You would think a moment like this would bring some perspective, but then I headed back to “real life” at college and rushed out of there as soon as I could. I took 45 credits/9 classes, both semesters my senior year to graduate and not have to go back. The real world had to be better than this…

(Taken the night of the greatest prank ever performed at Vanguard University. We plotted for months. This was what college was all about.)

The real world was one harsh reality after another of never having enough money, hating jobs, and real life scary and sad things happening that never made sense. I often find myself thinking of college and how amazing it was and how I didn’t even know it. How there is never a time in your life that you can wear whatever you want, stay up till all hours of the night, and eat fast food multiple times a day (although if you know me well, you’d probably say I just described my current life…). College really was pretty great, and I rushed that and wished it away.

(My two best friends in the whole world Lesha and Rachel, on Lesha’s wedding day. Happy day. I miss them!)

I say all of this because I have found myself wishing away my current status and desperately trying to move into the next phase. I find myself seeking a career that is more stable and wanting to get married and have babies and do all the things I haven’t done yet.
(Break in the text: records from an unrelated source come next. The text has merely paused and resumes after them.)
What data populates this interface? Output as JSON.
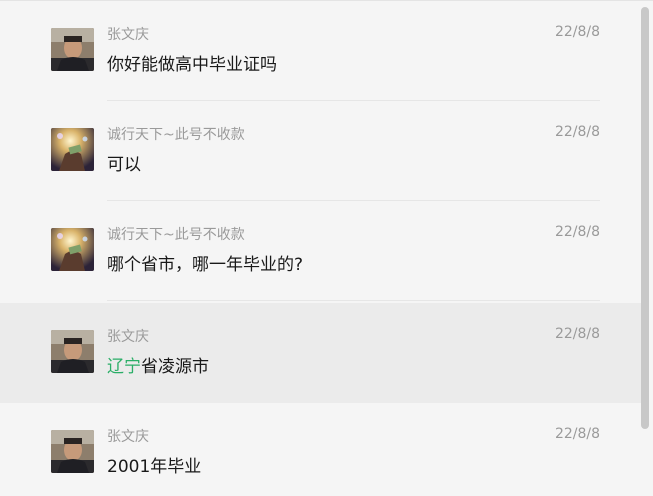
{
  "messages": [
    {
      "sender": "张文庆",
      "time": "22/8/8",
      "text": "你好能做高中毕业证吗",
      "avatar": "man-photo-avatar"
    },
    {
      "sender": "诚行天下~此号不收款",
      "time": "22/8/8",
      "text": "可以",
      "avatar": "hand-money-avatar"
    },
    {
      "sender": "诚行天下~此号不收款",
      "time": "22/8/8",
      "text": "哪个省市，哪一年毕业的?",
      "avatar": "hand-money-avatar"
    },
    {
      "sender": "张文庆",
      "time": "22/8/8",
      "text_highlight": "辽宁",
      "text_rest": "省凌源市",
      "avatar": "man-photo-avatar"
    },
    {
      "sender": "张文庆",
      "time": "22/8/8",
      "text": "2001年毕业",
      "avatar": "man-photo-avatar"
    }
  ],
  "colors": {
    "background": "#f5f5f5",
    "selected_row": "#ebebeb",
    "highlight_text": "#2aae67",
    "meta_text": "#9a9a9a"
  }
}
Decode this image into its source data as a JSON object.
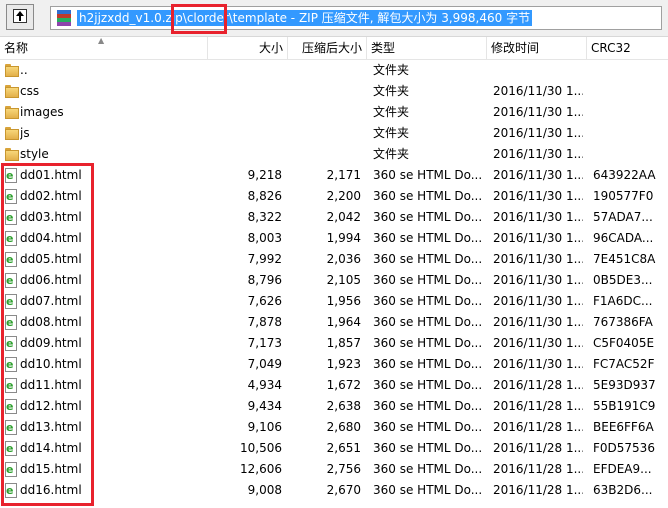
{
  "toolbar": {
    "path_text": "h2jjzxdd_v1.0.zip\\clorder\\template - ZIP 压缩文件, 解包大小为 3,998,460 字节"
  },
  "columns": {
    "name": "名称",
    "size": "大小",
    "compressed": "压缩后大小",
    "type": "类型",
    "modified": "修改时间",
    "crc": "CRC32"
  },
  "rows": [
    {
      "name": "..",
      "size": "",
      "compressed": "",
      "type": "文件夹",
      "modified": "",
      "crc": "",
      "icon": "folder-icon"
    },
    {
      "name": "css",
      "size": "",
      "compressed": "",
      "type": "文件夹",
      "modified": "2016/11/30 1...",
      "crc": "",
      "icon": "folder-icon"
    },
    {
      "name": "images",
      "size": "",
      "compressed": "",
      "type": "文件夹",
      "modified": "2016/11/30 1...",
      "crc": "",
      "icon": "folder-icon"
    },
    {
      "name": "js",
      "size": "",
      "compressed": "",
      "type": "文件夹",
      "modified": "2016/11/30 1...",
      "crc": "",
      "icon": "folder-icon"
    },
    {
      "name": "style",
      "size": "",
      "compressed": "",
      "type": "文件夹",
      "modified": "2016/11/30 1...",
      "crc": "",
      "icon": "folder-icon"
    },
    {
      "name": "dd01.html",
      "size": "9,218",
      "compressed": "2,171",
      "type": "360 se HTML Do...",
      "modified": "2016/11/30 1...",
      "crc": "643922AA",
      "icon": "html-file-icon"
    },
    {
      "name": "dd02.html",
      "size": "8,826",
      "compressed": "2,200",
      "type": "360 se HTML Do...",
      "modified": "2016/11/30 1...",
      "crc": "190577F0",
      "icon": "html-file-icon"
    },
    {
      "name": "dd03.html",
      "size": "8,322",
      "compressed": "2,042",
      "type": "360 se HTML Do...",
      "modified": "2016/11/30 1...",
      "crc": "57ADA7...",
      "icon": "html-file-icon"
    },
    {
      "name": "dd04.html",
      "size": "8,003",
      "compressed": "1,994",
      "type": "360 se HTML Do...",
      "modified": "2016/11/30 1...",
      "crc": "96CADA...",
      "icon": "html-file-icon"
    },
    {
      "name": "dd05.html",
      "size": "7,992",
      "compressed": "2,036",
      "type": "360 se HTML Do...",
      "modified": "2016/11/30 1...",
      "crc": "7E451C8A",
      "icon": "html-file-icon"
    },
    {
      "name": "dd06.html",
      "size": "8,796",
      "compressed": "2,105",
      "type": "360 se HTML Do...",
      "modified": "2016/11/30 1...",
      "crc": "0B5DE3...",
      "icon": "html-file-icon"
    },
    {
      "name": "dd07.html",
      "size": "7,626",
      "compressed": "1,956",
      "type": "360 se HTML Do...",
      "modified": "2016/11/30 1...",
      "crc": "F1A6DC...",
      "icon": "html-file-icon"
    },
    {
      "name": "dd08.html",
      "size": "7,878",
      "compressed": "1,964",
      "type": "360 se HTML Do...",
      "modified": "2016/11/30 1...",
      "crc": "767386FA",
      "icon": "html-file-icon"
    },
    {
      "name": "dd09.html",
      "size": "7,173",
      "compressed": "1,857",
      "type": "360 se HTML Do...",
      "modified": "2016/11/30 1...",
      "crc": "C5F0405E",
      "icon": "html-file-icon"
    },
    {
      "name": "dd10.html",
      "size": "7,049",
      "compressed": "1,923",
      "type": "360 se HTML Do...",
      "modified": "2016/11/30 1...",
      "crc": "FC7AC52F",
      "icon": "html-file-icon"
    },
    {
      "name": "dd11.html",
      "size": "4,934",
      "compressed": "1,672",
      "type": "360 se HTML Do...",
      "modified": "2016/11/28 1...",
      "crc": "5E93D937",
      "icon": "html-file-icon"
    },
    {
      "name": "dd12.html",
      "size": "9,434",
      "compressed": "2,638",
      "type": "360 se HTML Do...",
      "modified": "2016/11/28 1...",
      "crc": "55B191C9",
      "icon": "html-file-icon"
    },
    {
      "name": "dd13.html",
      "size": "9,106",
      "compressed": "2,680",
      "type": "360 se HTML Do...",
      "modified": "2016/11/28 1...",
      "crc": "BEE6FF6A",
      "icon": "html-file-icon"
    },
    {
      "name": "dd14.html",
      "size": "10,506",
      "compressed": "2,651",
      "type": "360 se HTML Do...",
      "modified": "2016/11/28 1...",
      "crc": "F0D57536",
      "icon": "html-file-icon"
    },
    {
      "name": "dd15.html",
      "size": "12,606",
      "compressed": "2,756",
      "type": "360 se HTML Do...",
      "modified": "2016/11/28 1...",
      "crc": "EFDEA9...",
      "icon": "html-file-icon"
    },
    {
      "name": "dd16.html",
      "size": "9,008",
      "compressed": "2,670",
      "type": "360 se HTML Do...",
      "modified": "2016/11/28 1...",
      "crc": "63B2D6...",
      "icon": "html-file-icon"
    }
  ],
  "colors": {
    "selection": "#3399ff",
    "highlight_box": "#e8222d",
    "folder": "#f7d77a"
  }
}
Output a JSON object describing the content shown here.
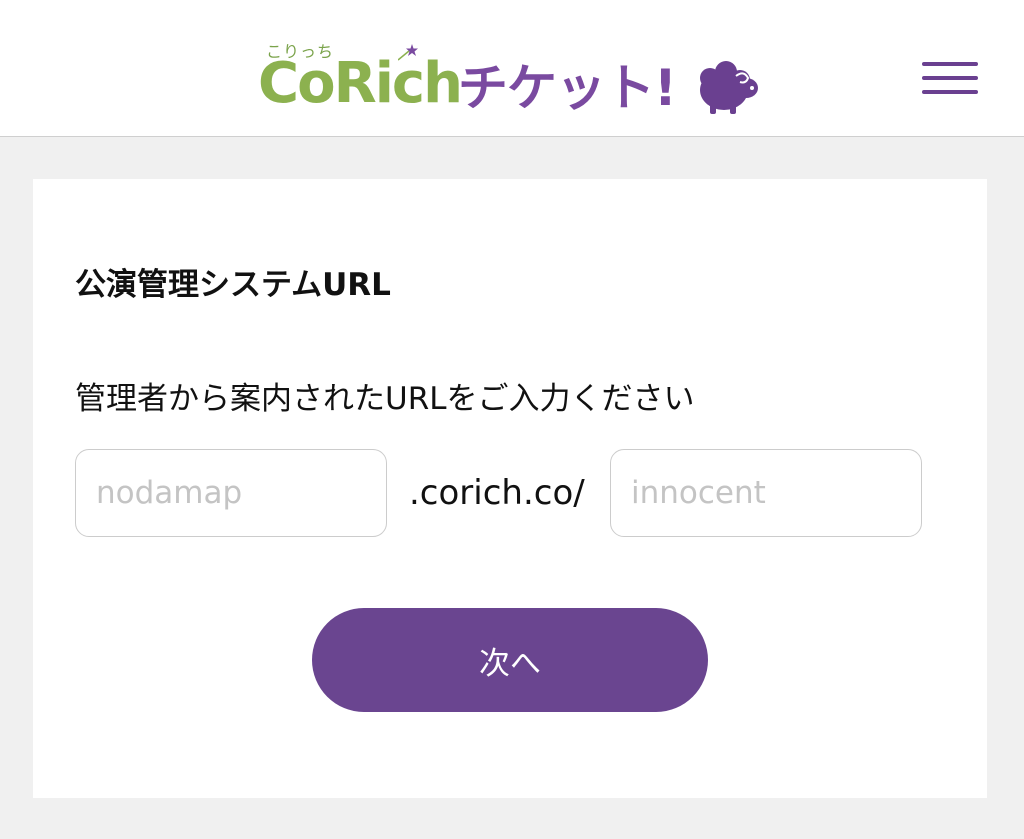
{
  "header": {
    "logo": {
      "ruby_text": "こりっち",
      "brand_text": "CoRich",
      "ticket_text": "チケット!",
      "mascot_icon": "sheep-icon"
    },
    "menu_icon": "hamburger-menu-icon"
  },
  "form": {
    "title": "公演管理システムURL",
    "instruction": "管理者から案内されたURLをご入力ください",
    "subdomain_placeholder": "nodamap",
    "subdomain_value": "",
    "domain_text": ".corich.co/",
    "path_placeholder": "innocent",
    "path_value": "",
    "next_button_label": "次へ"
  },
  "colors": {
    "brand_green": "#8cb14f",
    "brand_purple": "#7a4aa0",
    "button_purple": "#6a4590",
    "page_background": "#f0f0f0"
  }
}
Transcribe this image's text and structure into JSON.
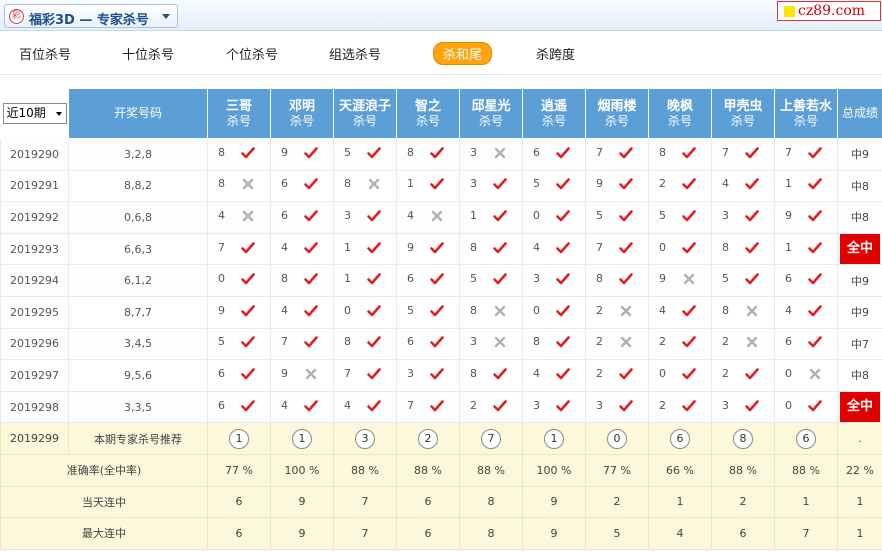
{
  "header": {
    "title": "福彩3D — 专家杀号",
    "brand": "cz89.com"
  },
  "nav": [
    "百位杀号",
    "十位杀号",
    "个位杀号",
    "组选杀号",
    "杀和尾",
    "杀跨度"
  ],
  "nav_active": 4,
  "table": {
    "period_select": "近10期",
    "col_numbers": "开奖号码",
    "col_total": "总成绩",
    "experts": [
      {
        "name": "三哥",
        "sub": "杀号"
      },
      {
        "name": "邓明",
        "sub": "杀号"
      },
      {
        "name": "天涯浪子",
        "sub": "杀号"
      },
      {
        "name": "智之",
        "sub": "杀号"
      },
      {
        "name": "邱星光",
        "sub": "杀号"
      },
      {
        "name": "逍遥",
        "sub": "杀号"
      },
      {
        "name": "烟雨楼",
        "sub": "杀号"
      },
      {
        "name": "晚枫",
        "sub": "杀号"
      },
      {
        "name": "甲壳虫",
        "sub": "杀号"
      },
      {
        "name": "上善若水",
        "sub": "杀号"
      }
    ],
    "rows": [
      {
        "issue": "2019290",
        "numbers": "3,2,8",
        "kills": [
          [
            "8",
            "y"
          ],
          [
            "9",
            "y"
          ],
          [
            "5",
            "y"
          ],
          [
            "8",
            "y"
          ],
          [
            "3",
            "n"
          ],
          [
            "6",
            "y"
          ],
          [
            "7",
            "y"
          ],
          [
            "8",
            "y"
          ],
          [
            "7",
            "y"
          ],
          [
            "7",
            "y"
          ]
        ],
        "total": "中9",
        "full": false
      },
      {
        "issue": "2019291",
        "numbers": "8,8,2",
        "kills": [
          [
            "8",
            "n"
          ],
          [
            "6",
            "y"
          ],
          [
            "8",
            "n"
          ],
          [
            "1",
            "y"
          ],
          [
            "3",
            "y"
          ],
          [
            "5",
            "y"
          ],
          [
            "9",
            "y"
          ],
          [
            "2",
            "y"
          ],
          [
            "4",
            "y"
          ],
          [
            "1",
            "y"
          ]
        ],
        "total": "中8",
        "full": false
      },
      {
        "issue": "2019292",
        "numbers": "0,6,8",
        "kills": [
          [
            "4",
            "n"
          ],
          [
            "6",
            "y"
          ],
          [
            "3",
            "y"
          ],
          [
            "4",
            "n"
          ],
          [
            "1",
            "y"
          ],
          [
            "0",
            "y"
          ],
          [
            "5",
            "y"
          ],
          [
            "5",
            "y"
          ],
          [
            "3",
            "y"
          ],
          [
            "9",
            "y"
          ]
        ],
        "total": "中8",
        "full": false
      },
      {
        "issue": "2019293",
        "numbers": "6,6,3",
        "kills": [
          [
            "7",
            "y"
          ],
          [
            "4",
            "y"
          ],
          [
            "1",
            "y"
          ],
          [
            "9",
            "y"
          ],
          [
            "8",
            "y"
          ],
          [
            "4",
            "y"
          ],
          [
            "7",
            "y"
          ],
          [
            "0",
            "y"
          ],
          [
            "8",
            "y"
          ],
          [
            "1",
            "y"
          ]
        ],
        "total": "全中",
        "full": true
      },
      {
        "issue": "2019294",
        "numbers": "6,1,2",
        "kills": [
          [
            "0",
            "y"
          ],
          [
            "8",
            "y"
          ],
          [
            "1",
            "y"
          ],
          [
            "6",
            "y"
          ],
          [
            "5",
            "y"
          ],
          [
            "3",
            "y"
          ],
          [
            "8",
            "y"
          ],
          [
            "9",
            "n"
          ],
          [
            "5",
            "y"
          ],
          [
            "6",
            "y"
          ]
        ],
        "total": "中9",
        "full": false
      },
      {
        "issue": "2019295",
        "numbers": "8,7,7",
        "kills": [
          [
            "9",
            "y"
          ],
          [
            "4",
            "y"
          ],
          [
            "0",
            "y"
          ],
          [
            "5",
            "y"
          ],
          [
            "8",
            "n"
          ],
          [
            "0",
            "y"
          ],
          [
            "2",
            "n"
          ],
          [
            "4",
            "y"
          ],
          [
            "8",
            "n"
          ],
          [
            "4",
            "y"
          ]
        ],
        "total": "中9",
        "full": false
      },
      {
        "issue": "2019296",
        "numbers": "3,4,5",
        "kills": [
          [
            "5",
            "y"
          ],
          [
            "7",
            "y"
          ],
          [
            "8",
            "y"
          ],
          [
            "6",
            "y"
          ],
          [
            "3",
            "n"
          ],
          [
            "8",
            "y"
          ],
          [
            "2",
            "n"
          ],
          [
            "2",
            "y"
          ],
          [
            "2",
            "n"
          ],
          [
            "6",
            "y"
          ]
        ],
        "total": "中7",
        "full": false
      },
      {
        "issue": "2019297",
        "numbers": "9,5,6",
        "kills": [
          [
            "6",
            "y"
          ],
          [
            "9",
            "n"
          ],
          [
            "7",
            "y"
          ],
          [
            "3",
            "y"
          ],
          [
            "8",
            "y"
          ],
          [
            "4",
            "y"
          ],
          [
            "2",
            "y"
          ],
          [
            "0",
            "y"
          ],
          [
            "2",
            "y"
          ],
          [
            "0",
            "n"
          ]
        ],
        "total": "中8",
        "full": false
      },
      {
        "issue": "2019298",
        "numbers": "3,3,5",
        "kills": [
          [
            "6",
            "y"
          ],
          [
            "4",
            "y"
          ],
          [
            "4",
            "y"
          ],
          [
            "7",
            "y"
          ],
          [
            "2",
            "y"
          ],
          [
            "3",
            "y"
          ],
          [
            "3",
            "y"
          ],
          [
            "2",
            "y"
          ],
          [
            "3",
            "y"
          ],
          [
            "0",
            "y"
          ]
        ],
        "total": "全中",
        "full": true
      }
    ],
    "recommend": {
      "issue": "2019299",
      "label": "本期专家杀号推荐",
      "values": [
        "1",
        "1",
        "3",
        "2",
        "7",
        "1",
        "0",
        "6",
        "8",
        "6"
      ],
      "total": "."
    },
    "accuracy": {
      "label": "准确率(全中率)",
      "values": [
        "77 %",
        "100 %",
        "88 %",
        "88 %",
        "88 %",
        "100 %",
        "77 %",
        "66 %",
        "88 %",
        "88 %"
      ],
      "total": "22 %"
    },
    "streak_today": {
      "label": "当天连中",
      "values": [
        "6",
        "9",
        "7",
        "6",
        "8",
        "9",
        "2",
        "1",
        "2",
        "1"
      ],
      "total": "1"
    },
    "streak_max": {
      "label": "最大连中",
      "values": [
        "6",
        "9",
        "7",
        "6",
        "8",
        "9",
        "5",
        "4",
        "6",
        "7"
      ],
      "total": "1"
    }
  },
  "colors": {
    "header_blue": "#5c9fd6",
    "hit_red": "#e02020",
    "miss_gray": "#b0b0b0",
    "full_red": "#e00000",
    "active_orange": "#ffa40c"
  }
}
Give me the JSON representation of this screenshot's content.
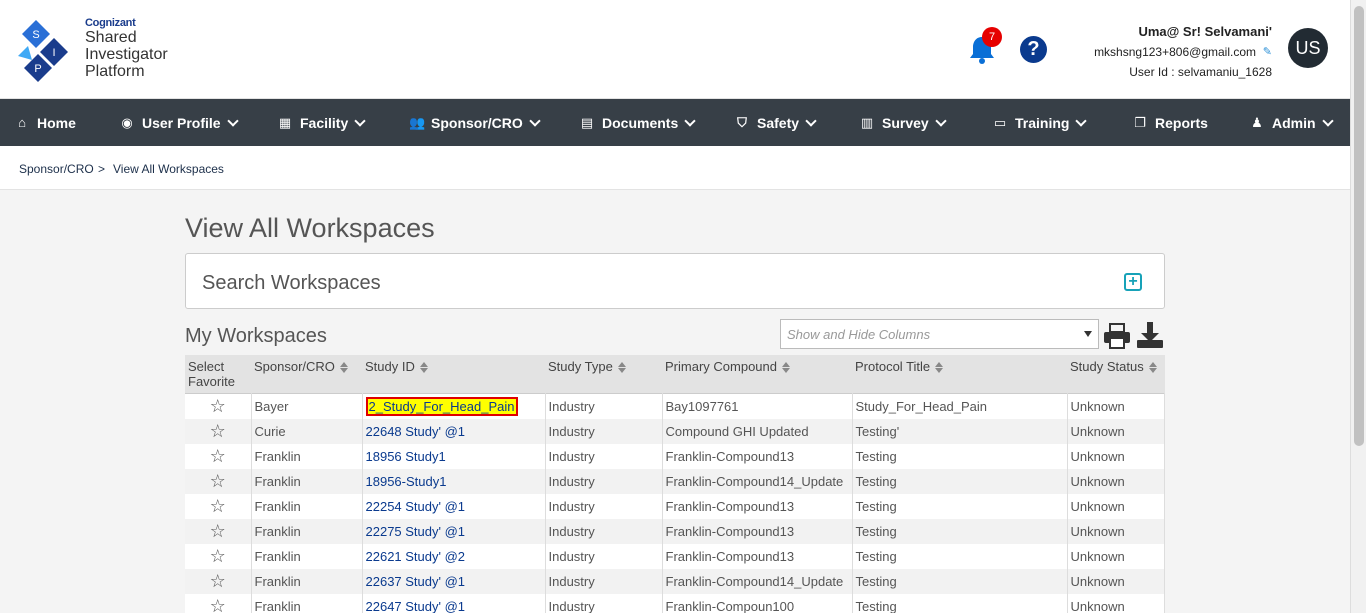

Sometimes I get deeply saddened at the fact that I am not at this place, and then, last night, in this, what I can really only explain as an ambienesque (that’s for you Wesley) state of mind, all the times I had wished away came flooding back to me and I had to remind myself that before long, I will not be able to sleep in till noon (or noon thirty), I will not be able to jump in my car whenever I want and shop for hours, and will not always not hate wearing a bikini, cut off shorts, and high heels. I had this sort of flash forward of sitting at a desk, tired with ratty hair, wearing khakis that create multiple butts where they’re not suppose to, and drifting off into thoughts of my current status and wishing I hadn’t wished this time away. I am almost 27, and after rushing every pivotal time in my life forward, I am reminding myself to stop, smell the Norwegian pancakes and enjoy the now.  Weddings, babies, and all things adult will come, but I will never have this moment again.

(I think we’ll look back on these times fondly…)

One response to ““Don’t Wish Your Life Away” -Mom

  1. Robert Lindseth

    Danae: good thoughts….good perspective…I walked with you through all of that…what a great memory. Thanks for the great walk.